We’ve reported with baited breath that she’s “been filing briefs at a furious pace” in response to eight marriage cases filed against the state. And though other attorneys general (some of them Democrats) have also taken the position that defending the bans are part of their job (with little response), we’ve been stunned at Bondi’s identical stance.
When Bondi’s filings said that federal interference in state marriage laws would “impose significant public harm”, newspapers pulled those few words from the brief and announced that Bondi had said “harm”, ohmigod, she said “harm”, she must think that gay marriages cause HARM!
Yesterday, the media again was shocked, shocked I say, and breathlessly marveled that Bondi was continuing to fight against gay marriage. As evidence, they pointed to her response to inquiries about whether Florida would be filing an amicus brief in marriage cases before the Supreme Court. She, gasp, said that her office hadn’t yet decided! She just won’t give up!!
So today it’s news, NEWS, NEWS!! that Bondi backed down. The state of Florida is not filing a brief with the court. (Herald Tribune)
Friday evening, Bondi’s office said the attorney general would not be filing an amicus brief as the nation’s highest court in April hears a group of cases from the 6th U.S. Circuit Court of Appeal that has upheld same-sex marriage bans in Kentucky, Michigan, Ohio and Tennessee.
Which is simply shocking!
Unless, of course, you’ve noticed all along that Bondi’s defense of Florida’s marriage ban has been half-assed, perfunctory, and accompanied by a refusal to demean the plaintiffs or their families.
GracePointe Church endorses equality
January 30th, 2015
GracePointe church in Franklin, TN, (a Nashville suburb) is an evangelical church with most of the beliefs of a typical evangelical in the South. It has a healthy sized congregation of 800 to 1,000 on Sundays and is best known as the church Carrie Underwood and her family attend.
They have long been somewhat supportive of gay congregants, but after three years of reflection the pastor has decided that “somewhat supportive” is not enough. (Time)

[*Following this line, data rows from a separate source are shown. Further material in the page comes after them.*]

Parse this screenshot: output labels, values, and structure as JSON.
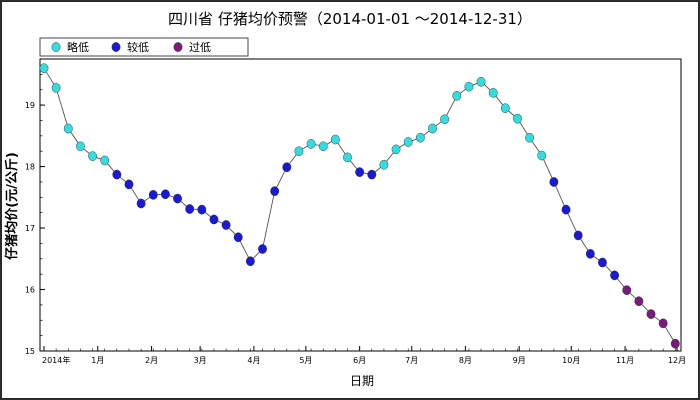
{
  "chart_data": {
    "type": "scatter",
    "title": "四川省 仔猪均价预警（2014-01-01 ～2014-12-31）",
    "xlabel": "日期",
    "ylabel": "仔猪均价(元/公斤)",
    "ylim": [
      15,
      19.75
    ],
    "yticks": [
      15,
      16,
      17,
      18,
      19
    ],
    "xticks": [
      {
        "label": "2014年",
        "week": 0
      },
      {
        "label": "1月",
        "week": 4.43
      },
      {
        "label": "2月",
        "week": 8.86
      },
      {
        "label": "3月",
        "week": 12.86
      },
      {
        "label": "4月",
        "week": 17.29
      },
      {
        "label": "5月",
        "week": 21.57
      },
      {
        "label": "6月",
        "week": 26
      },
      {
        "label": "7月",
        "week": 30.29
      },
      {
        "label": "8月",
        "week": 34.71
      },
      {
        "label": "9月",
        "week": 39.14
      },
      {
        "label": "10月",
        "week": 43.43
      },
      {
        "label": "11月",
        "week": 47.86
      },
      {
        "label": "12月",
        "week": 52.14
      }
    ],
    "xlim_weeks": [
      0,
      52.14
    ],
    "grid": false,
    "legend": "top-left",
    "line_color": "#555555",
    "series": [
      {
        "name": "略低",
        "color": "#33dddd",
        "points": [
          [
            0,
            19.6
          ],
          [
            1,
            19.28
          ],
          [
            2,
            18.62
          ],
          [
            3,
            18.33
          ],
          [
            4,
            18.17
          ],
          [
            5,
            18.1
          ],
          [
            21,
            18.25
          ],
          [
            22,
            18.37
          ],
          [
            23,
            18.33
          ],
          [
            24,
            18.44
          ],
          [
            25,
            18.15
          ],
          [
            28,
            18.03
          ],
          [
            29,
            18.28
          ],
          [
            30,
            18.4
          ],
          [
            31,
            18.47
          ],
          [
            32,
            18.62
          ],
          [
            33,
            18.77
          ],
          [
            34,
            19.15
          ],
          [
            35,
            19.3
          ],
          [
            36,
            19.38
          ],
          [
            37,
            19.2
          ],
          [
            38,
            18.95
          ],
          [
            39,
            18.78
          ],
          [
            40,
            18.47
          ],
          [
            41,
            18.18
          ]
        ]
      },
      {
        "name": "较低",
        "color": "#1a1ad6",
        "points": [
          [
            6,
            17.87
          ],
          [
            7,
            17.71
          ],
          [
            8,
            17.4
          ],
          [
            9,
            17.54
          ],
          [
            10,
            17.55
          ],
          [
            11,
            17.48
          ],
          [
            12,
            17.31
          ],
          [
            13,
            17.3
          ],
          [
            14,
            17.14
          ],
          [
            15,
            17.05
          ],
          [
            16,
            16.85
          ],
          [
            17,
            16.46
          ],
          [
            18,
            16.66
          ],
          [
            19,
            17.6
          ],
          [
            20,
            17.99
          ],
          [
            26,
            17.91
          ],
          [
            27,
            17.87
          ],
          [
            42,
            17.75
          ],
          [
            43,
            17.3
          ],
          [
            44,
            16.88
          ],
          [
            45,
            16.58
          ],
          [
            46,
            16.44
          ],
          [
            47,
            16.23
          ]
        ]
      },
      {
        "name": "过低",
        "color": "#7a1a7a",
        "points": [
          [
            48,
            15.99
          ],
          [
            49,
            15.81
          ],
          [
            50,
            15.6
          ],
          [
            51,
            15.45
          ],
          [
            52,
            15.12
          ]
        ]
      }
    ]
  }
}
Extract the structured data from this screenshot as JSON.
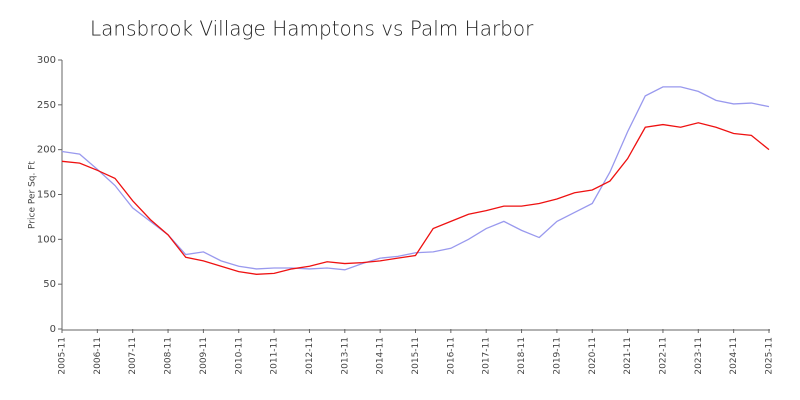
{
  "chart_data": {
    "type": "line",
    "title": "Lansbrook Village Hamptons vs Palm Harbor",
    "ylabel": "Price Per Sq. Ft",
    "x": [
      "2005-11",
      "2006-05",
      "2006-11",
      "2007-05",
      "2007-11",
      "2008-05",
      "2008-11",
      "2009-05",
      "2009-11",
      "2010-05",
      "2010-11",
      "2011-05",
      "2011-11",
      "2012-05",
      "2012-11",
      "2013-05",
      "2013-11",
      "2014-05",
      "2014-11",
      "2015-05",
      "2015-11",
      "2016-05",
      "2016-11",
      "2017-05",
      "2017-11",
      "2018-05",
      "2018-11",
      "2019-05",
      "2019-11",
      "2020-05",
      "2020-11",
      "2021-05",
      "2021-11",
      "2022-05",
      "2022-11",
      "2023-05",
      "2023-11",
      "2024-05",
      "2024-11",
      "2025-05",
      "2025-11"
    ],
    "series": [
      {
        "color": "#9999ee",
        "values": [
          198,
          195,
          178,
          160,
          135,
          120,
          105,
          83,
          86,
          76,
          70,
          67,
          68,
          68,
          67,
          68,
          66,
          73,
          79,
          81,
          85,
          86,
          90,
          100,
          112,
          120,
          110,
          102,
          120,
          130,
          140,
          175,
          220,
          260,
          270,
          270,
          265,
          255,
          251,
          252,
          248
        ]
      },
      {
        "color": "#ee1111",
        "values": [
          187,
          185,
          177,
          168,
          143,
          122,
          105,
          80,
          76,
          70,
          64,
          61,
          62,
          67,
          70,
          75,
          73,
          74,
          76,
          79,
          82,
          112,
          120,
          128,
          132,
          137,
          137,
          140,
          145,
          152,
          155,
          165,
          190,
          225,
          228,
          225,
          230,
          225,
          218,
          216,
          200
        ]
      }
    ],
    "xticks": [
      "2005-11",
      "2006-11",
      "2007-11",
      "2008-11",
      "2009-11",
      "2010-11",
      "2011-11",
      "2012-11",
      "2013-11",
      "2014-11",
      "2015-11",
      "2016-11",
      "2017-11",
      "2018-11",
      "2019-11",
      "2020-11",
      "2021-11",
      "2022-11",
      "2023-11",
      "2024-11",
      "2025-11"
    ],
    "ylim": [
      0,
      300
    ],
    "yticks": [
      0,
      50,
      100,
      150,
      200,
      250,
      300
    ],
    "grid": false
  }
}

“Our position that these siblings of ours, other than heterosexual, our position that these our siblings cannot have the full privileges of membership, but only partial membership, has changed,” he said, as many in the congregation stood to their feet in applause, and other sat in silence. “Full privileges are extended now to you with the same expectations of faithfulness, sobriety, holiness, wholeness, fidelity, godliness, skill, and willingness. That is expected of all. Full membership means being able to serve in leadership and give all of your gifts and to receive all the sacraments; not only communion and baptism, but child dedication and marriage.”
This may be one of the first evangelical megachurch – at least in the South – that has taken this stand.
It can’t have been an easy decision and Pastor Stan Mitchell has to be aware that this is a divisional issue and attendance will drop. But hopefully others will be attracted by a message of inclusiveness.